Security

last person joined: yesterday 

Forum to discuss Enterprise security using HPE Aruba Networking NAC solutions (ClearPass), Introspect, VIA, 360 Security Exchange, Extensions, and Policy Enforcement Firewall (PEF).
Back to discussions
Expand all | Collapse all

Onboard Certificate and AD

This thread has been viewed 0 times

  • 1.  Onboard Certificate and AD

    Posted Dec 16, 2019 10:26 AM

    Dear Experts, 

     

    Question is regarding CPPM Onboard module. The scenario is simple, when the user is authenticated from Active Directory and is onboarded (given certificate by CPPM as root CA) what happens to the future authentication requests from the same user. Since he is now being authenticated with certificate, does this authentication involves AD also everytime. Customer wants to know that if AD is down for maintenance (and for query's sake, there is no AD backup etc), will the users still be allowed to authenticate using certificates only?

     

    I know you may say they will not be able to login to their machines but i just want to give answer to the query they have asked. They need to know that once certificate based authentication is used, does it still authenticates with AD in the background?
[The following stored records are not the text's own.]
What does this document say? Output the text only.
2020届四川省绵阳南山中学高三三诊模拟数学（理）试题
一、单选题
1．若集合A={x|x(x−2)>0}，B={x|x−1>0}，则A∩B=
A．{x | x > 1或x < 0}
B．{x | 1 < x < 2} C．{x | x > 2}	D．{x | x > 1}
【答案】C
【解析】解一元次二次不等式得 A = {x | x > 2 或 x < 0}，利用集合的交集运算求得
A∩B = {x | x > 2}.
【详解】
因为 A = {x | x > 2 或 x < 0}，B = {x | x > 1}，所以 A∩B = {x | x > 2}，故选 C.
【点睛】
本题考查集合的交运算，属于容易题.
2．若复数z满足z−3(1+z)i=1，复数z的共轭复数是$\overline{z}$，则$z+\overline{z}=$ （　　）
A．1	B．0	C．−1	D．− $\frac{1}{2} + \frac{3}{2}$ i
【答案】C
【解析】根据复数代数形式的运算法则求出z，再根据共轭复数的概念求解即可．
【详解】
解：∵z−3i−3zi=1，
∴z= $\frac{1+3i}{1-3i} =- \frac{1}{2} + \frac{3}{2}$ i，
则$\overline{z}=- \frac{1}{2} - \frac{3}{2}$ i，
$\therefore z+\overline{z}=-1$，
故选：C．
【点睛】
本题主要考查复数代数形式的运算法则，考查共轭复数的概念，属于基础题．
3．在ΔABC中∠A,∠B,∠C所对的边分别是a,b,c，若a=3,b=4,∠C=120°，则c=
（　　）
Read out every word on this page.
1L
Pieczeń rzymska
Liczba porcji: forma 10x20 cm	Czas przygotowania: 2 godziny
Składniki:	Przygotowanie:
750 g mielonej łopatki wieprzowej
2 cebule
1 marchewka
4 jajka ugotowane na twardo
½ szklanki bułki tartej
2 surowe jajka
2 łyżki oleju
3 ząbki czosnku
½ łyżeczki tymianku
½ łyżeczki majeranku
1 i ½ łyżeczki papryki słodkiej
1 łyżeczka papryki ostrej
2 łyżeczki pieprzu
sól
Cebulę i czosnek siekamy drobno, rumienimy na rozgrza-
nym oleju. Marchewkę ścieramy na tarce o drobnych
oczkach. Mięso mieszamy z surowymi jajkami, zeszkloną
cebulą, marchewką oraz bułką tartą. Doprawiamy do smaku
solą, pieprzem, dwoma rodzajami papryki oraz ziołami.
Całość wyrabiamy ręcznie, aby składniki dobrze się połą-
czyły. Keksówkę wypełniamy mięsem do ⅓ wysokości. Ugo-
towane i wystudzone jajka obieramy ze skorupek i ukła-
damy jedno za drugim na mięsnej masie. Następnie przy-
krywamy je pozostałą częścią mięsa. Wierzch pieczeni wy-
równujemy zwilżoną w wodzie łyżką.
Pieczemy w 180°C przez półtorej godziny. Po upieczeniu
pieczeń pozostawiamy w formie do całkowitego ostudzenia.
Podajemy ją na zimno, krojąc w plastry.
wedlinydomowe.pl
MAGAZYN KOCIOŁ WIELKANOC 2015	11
  • 2.  RE: Onboard Certificate and AD

    EMPLOYEE
    Posted Dec 16, 2019 10:35 AM

    Once device is onborded it uses certificates to authenticate until certificate is valid or someone revoke the certificate.

     

    We can use AD as Authorization source for certificate comparison in EAP-TLS protocol, if you are not using as Authorization source then it will use only certificates.

     

    Capture.PNG

     

     



  • 3.  RE: Onboard Certificate and AD

    Posted Dec 16, 2019 02:38 PM
      |   view attached

    Create a copy of the original EAP-TLS method. Remove the authorization check from the copy.  Use copy method in your radius service.